By Dustin Rowles | TV | July 17, 2024 |
I waited until I watched Jon Stewart’s interview with Bill O’Reilly to weigh in because I wanted to give Jon Stewart the benefit of the doubt and believe there was a legitimate reason for having the disgraced former Fox News anchor on The Daily Show, the biggest platform he’s had since being fired for a series of sexual harassment scandals.
The interview is available here, but there’s nothing to justify Stewart’s decision to invite his longtime political foil back. I understand why he did it: Stewart likely wanted to have a civil(ish) conversation with a political rival in the wake of the attempted assassination of Trump to demonstrate that it is possible to be civil(ish) with someone with whom one disagrees. I am okay with that.
What I’m not okay with is allowing Bill O’Reilly to promote his book and redeem himself with The Daily Show audience. These were not harmless sexual harassment allegations. Fox News had to pay $13 million to settle five sexual harassment lawsuits, and he paid $32 million to another woman to settle a lawsuit in which he was accused of initiating a “non-consensual sexual relationship” with her.
It’s ironic that Stewart would have O’Reilly on his program the same day I watched and reviewed the documentary about Louis C.K., Sorry/Not Sorry. Stewart makes several appearances in it. He doesn’t defend Louis C.K.—in fact, he was quick to condemn Louis C.K. after the NYTimes story broke—but at one point, he concedes that had he known about the allegations before the story broke (and he claims he did not), he couldn’t say for sure that he wouldn’t have worked with him. “I can’t honestly answer that, and it makes me feel shitty.”
Michael Schur, who had hired Louis C.K. on Parks and Rec, had a much better answer. He thought it wasn’t his problem until the story broke and he realized that “the fact that I thought it wasn’t my problem was the problem. That’s exactly the problem. Everyone was treating this like it wasn’t their problem. And it takes years of investigative journalism and the courage of dozens of women to step forward at the risk of their own sanity, health, safety, and careers to make it not a problem anymore. Well, shit. Like, that is my problem.”
Jon Stewart messed up by inviting Bill O’Reilly on. He exacerbated the mistake by having Bill O’Reilly on his podcast. To what end? Stewart has always been the first to criticize the incentive structure of media, the way it pushes conflict and divisiveness to generate revenue. But what is the reasoning behind inviting Bill O’Reilly onto The Daily Show? If this was just about having a civil conversation with someone with whom he disagrees politically, there are plenty of options out there who have not committed so much sexual harassment that $45 million had to be paid to cover it up. There’s Mitt Romney, Adam Kinzinger, Lindsay Graham, Liz Cheney, Larry Hogan, and I’m sure there are at least a few MAGA people who haven’t committed sexual harassment either. Stewart chose O’Reilly because it would attract a bigger audience. He fell into the very trap he so often criticizes.
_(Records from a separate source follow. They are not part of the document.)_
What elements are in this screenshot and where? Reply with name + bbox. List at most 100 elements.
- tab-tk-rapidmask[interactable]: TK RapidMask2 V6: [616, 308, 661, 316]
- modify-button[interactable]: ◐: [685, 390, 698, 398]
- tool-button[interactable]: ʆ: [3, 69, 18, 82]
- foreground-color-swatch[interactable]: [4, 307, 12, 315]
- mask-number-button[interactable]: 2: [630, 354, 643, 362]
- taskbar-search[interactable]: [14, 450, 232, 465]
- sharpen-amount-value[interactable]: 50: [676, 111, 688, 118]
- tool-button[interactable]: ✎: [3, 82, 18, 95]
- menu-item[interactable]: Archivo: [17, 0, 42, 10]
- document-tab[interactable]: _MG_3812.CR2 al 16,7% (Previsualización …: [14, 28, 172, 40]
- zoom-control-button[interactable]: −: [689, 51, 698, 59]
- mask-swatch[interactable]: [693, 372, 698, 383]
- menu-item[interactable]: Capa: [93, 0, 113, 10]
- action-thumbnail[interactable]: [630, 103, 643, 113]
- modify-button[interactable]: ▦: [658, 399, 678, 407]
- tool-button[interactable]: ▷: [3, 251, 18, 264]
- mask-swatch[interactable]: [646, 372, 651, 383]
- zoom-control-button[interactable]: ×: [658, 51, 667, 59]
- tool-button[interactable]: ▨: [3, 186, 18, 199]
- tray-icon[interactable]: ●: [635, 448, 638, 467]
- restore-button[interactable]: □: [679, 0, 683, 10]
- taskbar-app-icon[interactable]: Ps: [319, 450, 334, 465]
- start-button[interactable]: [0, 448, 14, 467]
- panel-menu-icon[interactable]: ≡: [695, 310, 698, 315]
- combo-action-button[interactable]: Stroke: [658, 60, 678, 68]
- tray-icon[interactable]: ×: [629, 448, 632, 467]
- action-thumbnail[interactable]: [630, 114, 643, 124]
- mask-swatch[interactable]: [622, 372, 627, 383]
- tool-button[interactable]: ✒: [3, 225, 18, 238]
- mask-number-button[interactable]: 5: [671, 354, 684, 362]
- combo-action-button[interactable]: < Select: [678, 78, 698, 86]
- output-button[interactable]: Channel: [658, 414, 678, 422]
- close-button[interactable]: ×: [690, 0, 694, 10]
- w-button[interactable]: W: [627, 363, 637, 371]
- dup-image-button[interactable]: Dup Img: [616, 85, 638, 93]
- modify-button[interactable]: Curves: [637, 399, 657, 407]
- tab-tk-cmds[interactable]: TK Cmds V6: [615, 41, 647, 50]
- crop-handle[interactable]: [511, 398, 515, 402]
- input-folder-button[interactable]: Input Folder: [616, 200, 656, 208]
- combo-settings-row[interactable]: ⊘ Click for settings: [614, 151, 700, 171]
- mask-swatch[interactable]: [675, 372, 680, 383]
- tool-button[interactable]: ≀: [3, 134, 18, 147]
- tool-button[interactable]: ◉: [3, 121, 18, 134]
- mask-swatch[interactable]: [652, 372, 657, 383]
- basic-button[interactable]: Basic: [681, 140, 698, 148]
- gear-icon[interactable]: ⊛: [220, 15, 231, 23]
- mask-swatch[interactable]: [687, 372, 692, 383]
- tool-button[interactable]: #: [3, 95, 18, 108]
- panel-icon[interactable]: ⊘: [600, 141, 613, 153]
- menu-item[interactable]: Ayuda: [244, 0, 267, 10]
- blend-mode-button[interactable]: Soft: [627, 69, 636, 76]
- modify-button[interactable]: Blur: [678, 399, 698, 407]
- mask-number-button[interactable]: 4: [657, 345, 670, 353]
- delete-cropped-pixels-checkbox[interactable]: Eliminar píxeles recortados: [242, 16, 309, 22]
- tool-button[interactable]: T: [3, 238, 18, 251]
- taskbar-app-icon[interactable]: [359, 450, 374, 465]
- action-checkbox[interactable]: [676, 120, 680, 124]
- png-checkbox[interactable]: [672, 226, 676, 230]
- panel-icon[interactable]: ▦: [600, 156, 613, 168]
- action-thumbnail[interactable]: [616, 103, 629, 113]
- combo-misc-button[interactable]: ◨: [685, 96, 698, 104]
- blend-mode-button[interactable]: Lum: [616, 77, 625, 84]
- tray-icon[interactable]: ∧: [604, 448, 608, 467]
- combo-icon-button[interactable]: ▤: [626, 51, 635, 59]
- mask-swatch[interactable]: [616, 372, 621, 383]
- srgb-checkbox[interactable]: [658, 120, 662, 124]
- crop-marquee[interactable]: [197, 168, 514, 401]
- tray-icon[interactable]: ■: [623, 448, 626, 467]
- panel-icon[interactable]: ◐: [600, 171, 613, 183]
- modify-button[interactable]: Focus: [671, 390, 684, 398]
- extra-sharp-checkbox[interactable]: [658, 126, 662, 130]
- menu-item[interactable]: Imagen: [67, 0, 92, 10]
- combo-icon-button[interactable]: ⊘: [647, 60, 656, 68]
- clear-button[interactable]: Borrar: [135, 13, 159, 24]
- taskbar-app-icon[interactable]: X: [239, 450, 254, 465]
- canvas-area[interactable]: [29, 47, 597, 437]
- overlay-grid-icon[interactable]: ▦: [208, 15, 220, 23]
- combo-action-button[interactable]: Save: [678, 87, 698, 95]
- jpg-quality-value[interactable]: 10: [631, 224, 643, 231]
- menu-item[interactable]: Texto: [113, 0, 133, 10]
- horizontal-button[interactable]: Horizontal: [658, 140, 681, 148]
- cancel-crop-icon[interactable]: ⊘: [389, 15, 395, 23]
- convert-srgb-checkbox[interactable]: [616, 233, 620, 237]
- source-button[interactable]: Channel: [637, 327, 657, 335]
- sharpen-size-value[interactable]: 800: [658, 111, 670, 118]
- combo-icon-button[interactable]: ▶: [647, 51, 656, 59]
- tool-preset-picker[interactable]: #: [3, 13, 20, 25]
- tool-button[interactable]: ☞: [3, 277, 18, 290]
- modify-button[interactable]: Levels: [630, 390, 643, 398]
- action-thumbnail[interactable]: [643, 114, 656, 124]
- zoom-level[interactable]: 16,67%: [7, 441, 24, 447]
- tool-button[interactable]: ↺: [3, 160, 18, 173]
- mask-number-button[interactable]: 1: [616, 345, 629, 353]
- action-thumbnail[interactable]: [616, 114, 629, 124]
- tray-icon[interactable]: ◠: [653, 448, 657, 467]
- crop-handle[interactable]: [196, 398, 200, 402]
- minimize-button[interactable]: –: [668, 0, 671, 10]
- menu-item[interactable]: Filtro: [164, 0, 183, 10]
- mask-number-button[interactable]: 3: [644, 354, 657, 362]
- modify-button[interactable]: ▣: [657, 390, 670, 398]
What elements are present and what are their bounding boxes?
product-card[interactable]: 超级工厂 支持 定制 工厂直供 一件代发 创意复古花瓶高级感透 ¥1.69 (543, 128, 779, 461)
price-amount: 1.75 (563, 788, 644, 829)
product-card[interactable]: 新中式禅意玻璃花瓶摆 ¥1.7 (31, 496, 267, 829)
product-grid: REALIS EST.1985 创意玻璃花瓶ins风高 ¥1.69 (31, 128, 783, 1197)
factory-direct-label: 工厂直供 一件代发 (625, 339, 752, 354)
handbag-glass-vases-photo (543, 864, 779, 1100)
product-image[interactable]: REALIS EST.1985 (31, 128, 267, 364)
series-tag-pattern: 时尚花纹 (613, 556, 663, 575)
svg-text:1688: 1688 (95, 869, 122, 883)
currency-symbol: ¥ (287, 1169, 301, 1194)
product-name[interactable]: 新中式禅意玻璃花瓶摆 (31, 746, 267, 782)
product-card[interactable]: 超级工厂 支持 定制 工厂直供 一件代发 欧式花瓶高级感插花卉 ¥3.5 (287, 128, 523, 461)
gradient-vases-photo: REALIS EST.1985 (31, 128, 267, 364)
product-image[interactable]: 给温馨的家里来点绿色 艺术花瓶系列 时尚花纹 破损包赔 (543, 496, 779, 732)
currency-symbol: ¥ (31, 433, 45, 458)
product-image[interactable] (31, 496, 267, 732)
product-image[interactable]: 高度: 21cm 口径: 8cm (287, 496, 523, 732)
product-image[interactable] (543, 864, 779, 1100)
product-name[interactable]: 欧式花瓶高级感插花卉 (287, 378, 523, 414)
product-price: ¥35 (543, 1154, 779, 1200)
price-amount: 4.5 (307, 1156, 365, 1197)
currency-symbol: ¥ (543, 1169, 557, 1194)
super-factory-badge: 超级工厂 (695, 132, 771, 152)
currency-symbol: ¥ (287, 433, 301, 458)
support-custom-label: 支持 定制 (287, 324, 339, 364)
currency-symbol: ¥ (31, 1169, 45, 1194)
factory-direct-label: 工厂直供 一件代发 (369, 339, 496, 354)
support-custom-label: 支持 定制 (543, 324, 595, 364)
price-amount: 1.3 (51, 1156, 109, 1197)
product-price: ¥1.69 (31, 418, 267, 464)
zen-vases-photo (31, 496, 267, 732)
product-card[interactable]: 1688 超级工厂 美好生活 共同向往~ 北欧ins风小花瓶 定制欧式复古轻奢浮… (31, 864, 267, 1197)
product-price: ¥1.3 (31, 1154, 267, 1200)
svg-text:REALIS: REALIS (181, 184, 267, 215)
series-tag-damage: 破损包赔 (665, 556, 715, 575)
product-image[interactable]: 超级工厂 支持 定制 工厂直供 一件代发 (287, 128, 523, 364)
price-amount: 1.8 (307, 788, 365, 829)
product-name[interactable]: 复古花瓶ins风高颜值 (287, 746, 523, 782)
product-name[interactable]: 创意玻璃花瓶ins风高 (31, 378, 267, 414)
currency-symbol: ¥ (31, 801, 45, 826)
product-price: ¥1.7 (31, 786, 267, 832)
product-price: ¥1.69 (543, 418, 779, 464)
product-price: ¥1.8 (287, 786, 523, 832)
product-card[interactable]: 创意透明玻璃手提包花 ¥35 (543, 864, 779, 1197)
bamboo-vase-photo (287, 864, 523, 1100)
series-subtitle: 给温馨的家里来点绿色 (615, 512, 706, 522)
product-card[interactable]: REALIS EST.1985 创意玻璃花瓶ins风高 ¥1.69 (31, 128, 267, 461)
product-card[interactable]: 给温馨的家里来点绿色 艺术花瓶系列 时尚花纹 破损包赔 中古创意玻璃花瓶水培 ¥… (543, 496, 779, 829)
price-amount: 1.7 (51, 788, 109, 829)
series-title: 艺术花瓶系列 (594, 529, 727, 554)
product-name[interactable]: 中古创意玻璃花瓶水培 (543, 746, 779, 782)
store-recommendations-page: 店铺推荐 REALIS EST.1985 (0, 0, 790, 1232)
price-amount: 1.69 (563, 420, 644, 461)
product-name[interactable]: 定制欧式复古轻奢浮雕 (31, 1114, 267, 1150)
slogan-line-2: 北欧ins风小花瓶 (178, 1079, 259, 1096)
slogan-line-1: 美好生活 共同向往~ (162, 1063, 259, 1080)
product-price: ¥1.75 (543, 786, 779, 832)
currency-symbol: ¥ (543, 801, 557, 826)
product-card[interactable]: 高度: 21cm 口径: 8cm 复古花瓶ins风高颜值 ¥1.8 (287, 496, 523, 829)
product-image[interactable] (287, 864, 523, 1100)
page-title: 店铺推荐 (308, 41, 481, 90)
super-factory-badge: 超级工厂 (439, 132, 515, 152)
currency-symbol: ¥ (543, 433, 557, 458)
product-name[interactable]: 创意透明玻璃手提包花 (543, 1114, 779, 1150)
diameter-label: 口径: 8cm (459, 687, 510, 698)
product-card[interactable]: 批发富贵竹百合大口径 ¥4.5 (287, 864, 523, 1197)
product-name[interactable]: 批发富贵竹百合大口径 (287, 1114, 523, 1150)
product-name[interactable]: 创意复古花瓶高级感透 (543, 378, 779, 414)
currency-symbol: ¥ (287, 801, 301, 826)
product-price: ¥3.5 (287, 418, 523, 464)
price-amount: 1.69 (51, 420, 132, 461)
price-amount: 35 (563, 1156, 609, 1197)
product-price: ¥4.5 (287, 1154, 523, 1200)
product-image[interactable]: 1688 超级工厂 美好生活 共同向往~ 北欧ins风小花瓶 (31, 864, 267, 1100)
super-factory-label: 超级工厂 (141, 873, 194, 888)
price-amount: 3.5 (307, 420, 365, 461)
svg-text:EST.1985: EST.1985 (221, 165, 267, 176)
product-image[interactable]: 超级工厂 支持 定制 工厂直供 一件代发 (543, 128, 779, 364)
It sucks. I’m bummed about it. It’s disappointing as hell.
But I’m not going to “cancel” him over it. I’m not going to stop writing about Jon Stewart, and I’m not going to add it as a caveat every time we mention him. “Oh, he made a great point in last night’s episode. Too bad he also invited Bill O’Reilly onto his show.” For the most part, Jon Stewart is very good at what he does. And it’s okay to disagree with this choice—and even condemn it—without forever writing the man off.
A couple of folks have mentioned something Jon Stewart said in a 2020 interview about Bill O’Reilly to characterize Stewart’s decision to have him on as hypocritical.
“The question was always, Why would you talk to [Bill O’Reilly]? Why do you have him on the show if you can’t destroy him? If you want to talk about the worst legacy of The Daily Show it was probably that.”
Some folks interpret that line to mean Stewart believed just four years ago that having O’Reilly on was the “worst legacy” of the show. That’s not what Stewart was saying, as the next section in that interview makes clear:
That everyone you spoke to who you disagreed with had to be Jim Cramer’d? That’s right. That’s the part of it that I probably most regret. Those moments when you had a tendency, even subconsciously, to feel like, ”We have to live up to the evisceration expectation.” We tried not to give something more spice than it deserved, but you were aware of, say, what went viral. Resisting that gravitational force is really hard.
The “worst legacy” of The Daily Show, according to Stewart, is that he often felt like they had to “eviscerate” people with whom they disagreed to feed an audience that craved evisceration. In other words, The Daily Show contributed—more than most, I suspect—to dunking culture. So, while having O’Reilly on his show doesn’t not square with his statement in that interview, Stewart can certainly thank himself, in part, for the level of evisceration leveled at him by The Daily Show fans yesterday for platforming the abusive creep. Karma is an asshole. And so is Bill O’Reilly.